Shunaid Qureshi, the chairman of the Pakistan Sugar Mills Association, said today in an interview that production may jump as much as 20 percent to a record 6 million metric tons in the 12 months starting Nov. 1 from a year earlier, signaling export prospects. Global output will exceed demand for the fourth straight year, Rabobank International has forecast.

“The news in Pakistan is bringing the market down,” Michael Smith, the president of T&K Futures & Options in Port St. Lucie, Florida, said in a telephone interview. “We have these surpluses, and demand is decreasing, not increasing. It is going to be really tough for the sugar market to work through its long-term supply.”

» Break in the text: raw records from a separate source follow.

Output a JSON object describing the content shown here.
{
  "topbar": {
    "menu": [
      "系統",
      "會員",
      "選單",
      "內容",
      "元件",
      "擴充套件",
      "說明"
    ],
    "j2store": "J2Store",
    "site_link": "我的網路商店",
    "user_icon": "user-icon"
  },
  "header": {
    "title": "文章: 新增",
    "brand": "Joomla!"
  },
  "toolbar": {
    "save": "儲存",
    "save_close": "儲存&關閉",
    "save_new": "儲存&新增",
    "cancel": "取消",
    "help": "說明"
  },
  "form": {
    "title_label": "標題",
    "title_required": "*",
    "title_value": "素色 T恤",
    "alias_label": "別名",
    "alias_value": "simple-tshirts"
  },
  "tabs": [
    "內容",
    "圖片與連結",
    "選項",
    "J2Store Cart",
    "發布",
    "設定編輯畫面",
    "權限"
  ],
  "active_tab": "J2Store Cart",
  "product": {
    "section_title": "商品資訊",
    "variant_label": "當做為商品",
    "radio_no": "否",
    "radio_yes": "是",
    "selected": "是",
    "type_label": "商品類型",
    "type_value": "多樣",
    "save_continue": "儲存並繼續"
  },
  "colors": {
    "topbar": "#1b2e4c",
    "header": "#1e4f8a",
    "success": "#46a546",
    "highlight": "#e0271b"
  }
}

Raw sugar for October delivery slumped 1 percent to 16.53 cents a pound at 11:12 a.m. on ICE Futures U.S. in New York. Earlier, the price touched 16.43 cents, the lowest for a most-active contract since June 10. Through yesterday, the commodity dropped 14 percent this year, partly because of a bumper crop in Brazil, the world’s top exporter.

Sugar may plunge as low as 14 cents, Smith said. That would mark the cheapest in three years.

India is Asia’s top producer, followed by China, Thailand and Pakistan.

Cocoa futures for September delivery rose 0.6 percent to $2,172 a metric ton on ICE.

Orange-juice futures for September delivery advanced 1.1 percent to $1.316 a pound, heading for the fourth straight gain.

Arabica-coffee futures for September delivery jumped 2.4 percent to $1.2455 a pound.

Cotton for December delivery fell 0.3 percent to 85.3 cents a pound.